Ōmiya grew as the temple town before Fujisan Hongu Sengen Taisha and, at the same time, as Ōmiya-juku, a post station on the Nakamichi Ōkan highway joining Kōfu and Suruga. The turning point in its commercial history came in 1566 (Eiroku 9), when the Sengoku daimyo Imagawa Ujizane issued an edict of rakuichi — free market — for Ōmiya’s six-day market. Trade was thrown open to all comers, not merely privileged merchants; markets stood on days bearing the numbers one and six, and the town flourished as a hub through which rice, salt, fish, Suruga paper, tobacco, and tea all passed.

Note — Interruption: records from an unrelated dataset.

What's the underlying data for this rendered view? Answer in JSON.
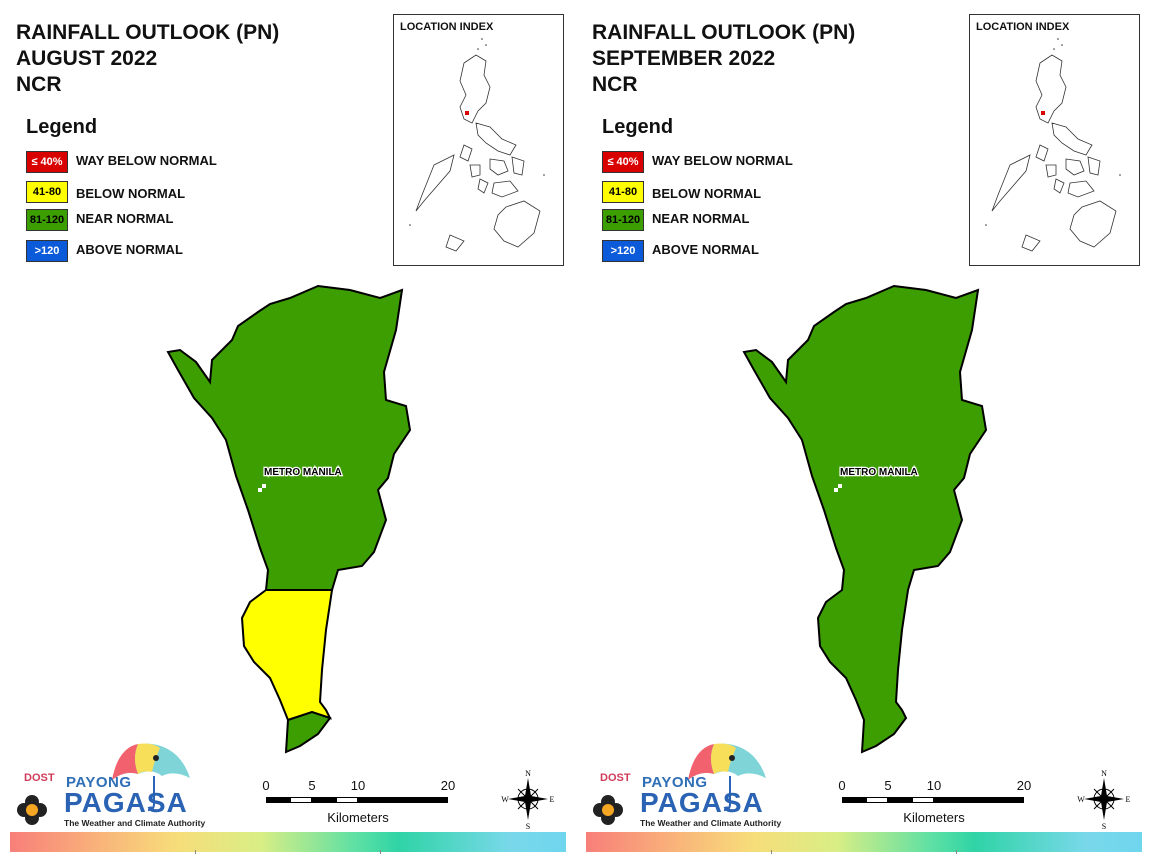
{
  "colors": {
    "way_below": "#d90000",
    "below": "#ffff00",
    "near": "#3c9e00",
    "above": "#0b5ad9",
    "outline": "#000000"
  },
  "legend": {
    "title": "Legend",
    "items": [
      {
        "range": "≤ 40%",
        "label": "WAY BELOW NORMAL"
      },
      {
        "range": "41-80",
        "label": "BELOW NORMAL"
      },
      {
        "range": "81-120",
        "label": "NEAR NORMAL"
      },
      {
        "range": ">120",
        "label": "ABOVE NORMAL"
      }
    ]
  },
  "inset": {
    "label": "LOCATION INDEX"
  },
  "region_label": "METRO MANILA",
  "scalebar": {
    "ticks": [
      "0",
      "5",
      "10",
      "20"
    ],
    "units": "Kilometers"
  },
  "compass": {
    "n": "N",
    "s": "S",
    "e": "E",
    "w": "W"
  },
  "logo": {
    "dost": "DOST",
    "payong": "PAYONG",
    "pagasa": "PAGASA",
    "tagline": "The Weather and Climate Authority"
  },
  "panels": [
    {
      "title_line1": "RAINFALL OUTLOOK (PN)",
      "title_line2": "AUGUST 2022",
      "title_line3": "NCR",
      "categories_shown": [
        "NEAR NORMAL",
        "BELOW NORMAL"
      ]
    },
    {
      "title_line1": "RAINFALL OUTLOOK (PN)",
      "title_line2": "SEPTEMBER 2022",
      "title_line3": "NCR",
      "categories_shown": [
        "NEAR NORMAL"
      ]
    }
  ]
}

In the Edo period the town was divided at the Kanda River between the sacred lands of Sengen Taisha and the shogunal domain, and at its heart ran the orderly strip-divided rows of the merchant quarters — Tenma-chō, Renjaku, and Nakajuku. Powerful merchant houses such as the Yamanaka (Hinoya) and the Iketani, hailing from Hino in Ōmi, settled here and commanded the wide circulation of Suruga paper and Fuji leaf tobacco. The townscape expanded eastward through these quarters, and the road leading on toward Kurayashiki, before the main gate of Ōmiya Castle, was likewise a centre of trade.
With this prosperity, the Inari faith — the merchants’ prayer for flourishing business — took root in the district. Sakaebashi Inari Shrine is one of the shrines that keep that memory. Standing before it, one seems to glimpse, through the vermilion torii, the history of a town that wore two faces: temple town and post town both.